Just The Blues
I watched Django
Unchained last night and whilst Tarantino injects at times pure comedy
alongside more telling satire, there is a powerfully direct evocation of the
evil of slavery in the Southern states. This provided an unexpected but
resonant context for listening this morning to Corey Harris’ fine blues album Fulton Blues, and especially tracks like
House Negro Blues.
Largely acoustic there are also electric and driving numbers
like Robert Petway’s Catfish Blues
and this gives the whole album a lively variety. This song is followed by the
wholly acoustic tracks That Will Never Happen
No More, with Harris on simple plucked guitar and vocal, and then Lynch Blues – lyrically dark as the
title makes clear – and here as elsewhere there is an excellent harmonica
accompaniment, with Harris also in emotive blues-howl vocal.

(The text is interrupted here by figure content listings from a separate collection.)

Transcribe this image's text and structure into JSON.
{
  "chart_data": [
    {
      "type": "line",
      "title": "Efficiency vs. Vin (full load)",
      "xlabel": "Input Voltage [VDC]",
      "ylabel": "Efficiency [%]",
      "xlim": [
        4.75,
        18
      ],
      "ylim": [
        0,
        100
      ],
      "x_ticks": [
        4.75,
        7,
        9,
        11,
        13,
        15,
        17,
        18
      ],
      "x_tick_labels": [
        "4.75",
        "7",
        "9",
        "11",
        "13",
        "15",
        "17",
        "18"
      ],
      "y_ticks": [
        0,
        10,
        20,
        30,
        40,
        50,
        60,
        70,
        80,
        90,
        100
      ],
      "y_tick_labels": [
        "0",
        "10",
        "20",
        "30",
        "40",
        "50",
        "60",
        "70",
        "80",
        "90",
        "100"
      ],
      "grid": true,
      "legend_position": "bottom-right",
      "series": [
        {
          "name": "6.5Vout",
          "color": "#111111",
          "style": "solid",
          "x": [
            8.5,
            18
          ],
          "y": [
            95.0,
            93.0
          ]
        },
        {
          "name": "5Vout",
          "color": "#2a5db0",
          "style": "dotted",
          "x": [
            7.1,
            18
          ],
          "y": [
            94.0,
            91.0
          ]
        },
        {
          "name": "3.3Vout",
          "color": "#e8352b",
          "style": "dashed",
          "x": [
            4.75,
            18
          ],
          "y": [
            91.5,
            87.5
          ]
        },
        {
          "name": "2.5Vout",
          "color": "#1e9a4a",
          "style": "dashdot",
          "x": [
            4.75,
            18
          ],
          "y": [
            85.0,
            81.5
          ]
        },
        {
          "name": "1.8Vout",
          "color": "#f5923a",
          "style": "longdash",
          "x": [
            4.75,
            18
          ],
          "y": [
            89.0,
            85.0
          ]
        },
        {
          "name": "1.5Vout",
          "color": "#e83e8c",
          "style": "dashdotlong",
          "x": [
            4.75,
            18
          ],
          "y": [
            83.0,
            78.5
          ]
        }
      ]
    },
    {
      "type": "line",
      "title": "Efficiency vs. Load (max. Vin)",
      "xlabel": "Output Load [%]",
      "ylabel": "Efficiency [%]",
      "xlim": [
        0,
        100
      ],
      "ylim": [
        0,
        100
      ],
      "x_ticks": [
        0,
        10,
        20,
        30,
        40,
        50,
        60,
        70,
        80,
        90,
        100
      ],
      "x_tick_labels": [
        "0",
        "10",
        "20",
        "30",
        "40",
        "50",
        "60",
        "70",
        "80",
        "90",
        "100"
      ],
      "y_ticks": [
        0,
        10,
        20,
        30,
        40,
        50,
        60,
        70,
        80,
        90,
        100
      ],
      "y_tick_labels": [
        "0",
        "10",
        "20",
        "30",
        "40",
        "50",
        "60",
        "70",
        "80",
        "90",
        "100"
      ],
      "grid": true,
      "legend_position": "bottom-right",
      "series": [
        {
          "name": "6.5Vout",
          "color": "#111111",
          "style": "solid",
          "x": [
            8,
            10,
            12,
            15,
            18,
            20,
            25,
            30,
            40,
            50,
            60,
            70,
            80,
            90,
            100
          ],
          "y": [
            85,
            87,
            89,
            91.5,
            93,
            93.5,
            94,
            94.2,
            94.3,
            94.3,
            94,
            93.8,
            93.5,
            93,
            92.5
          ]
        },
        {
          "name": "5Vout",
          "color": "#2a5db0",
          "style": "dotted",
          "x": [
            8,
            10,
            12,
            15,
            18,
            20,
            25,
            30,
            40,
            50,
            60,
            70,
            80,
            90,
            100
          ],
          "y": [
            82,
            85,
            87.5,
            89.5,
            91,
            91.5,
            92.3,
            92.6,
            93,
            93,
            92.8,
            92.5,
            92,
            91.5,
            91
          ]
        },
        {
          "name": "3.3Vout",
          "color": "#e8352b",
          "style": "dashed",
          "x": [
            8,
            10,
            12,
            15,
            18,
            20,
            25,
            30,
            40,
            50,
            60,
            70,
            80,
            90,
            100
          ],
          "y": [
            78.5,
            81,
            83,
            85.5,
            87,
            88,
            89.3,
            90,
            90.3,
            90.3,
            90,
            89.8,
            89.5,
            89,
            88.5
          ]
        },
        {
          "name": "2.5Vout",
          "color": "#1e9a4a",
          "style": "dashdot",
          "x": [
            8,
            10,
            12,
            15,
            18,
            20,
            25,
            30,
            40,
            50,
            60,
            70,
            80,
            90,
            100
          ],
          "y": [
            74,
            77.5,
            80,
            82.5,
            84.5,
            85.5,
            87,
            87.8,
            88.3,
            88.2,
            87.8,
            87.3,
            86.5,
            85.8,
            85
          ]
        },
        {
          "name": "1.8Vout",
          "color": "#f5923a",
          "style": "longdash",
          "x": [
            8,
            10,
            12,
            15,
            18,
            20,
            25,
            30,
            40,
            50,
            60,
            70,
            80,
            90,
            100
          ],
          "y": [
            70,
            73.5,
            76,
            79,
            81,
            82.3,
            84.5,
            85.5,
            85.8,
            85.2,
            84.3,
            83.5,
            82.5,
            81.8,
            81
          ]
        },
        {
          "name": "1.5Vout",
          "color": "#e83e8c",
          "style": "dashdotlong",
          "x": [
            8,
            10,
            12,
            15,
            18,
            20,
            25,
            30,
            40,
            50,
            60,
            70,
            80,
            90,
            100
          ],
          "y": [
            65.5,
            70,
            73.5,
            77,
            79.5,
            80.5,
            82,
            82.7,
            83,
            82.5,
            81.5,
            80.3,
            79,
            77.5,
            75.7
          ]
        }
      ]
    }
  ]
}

The album opens on a large band number Crying Blues and ends on the equally fulsome instrumental Fat Duck Groove with some sharp sax
playing in support of Harris’ electric guitar. My two favourites in an album where every track
is perfect are Tallahatchie with
Harris singing at a higher register, Hammond chords laying sways of sound, and horns
stabbing out jaunty rhythms, and then the acoustic cover of Skip James’ Devil Got My Woman, Harris in more
classic blues voice – deeper and pained – and a superb harmonica played
throughout. An authentic but also contemporary blues gem.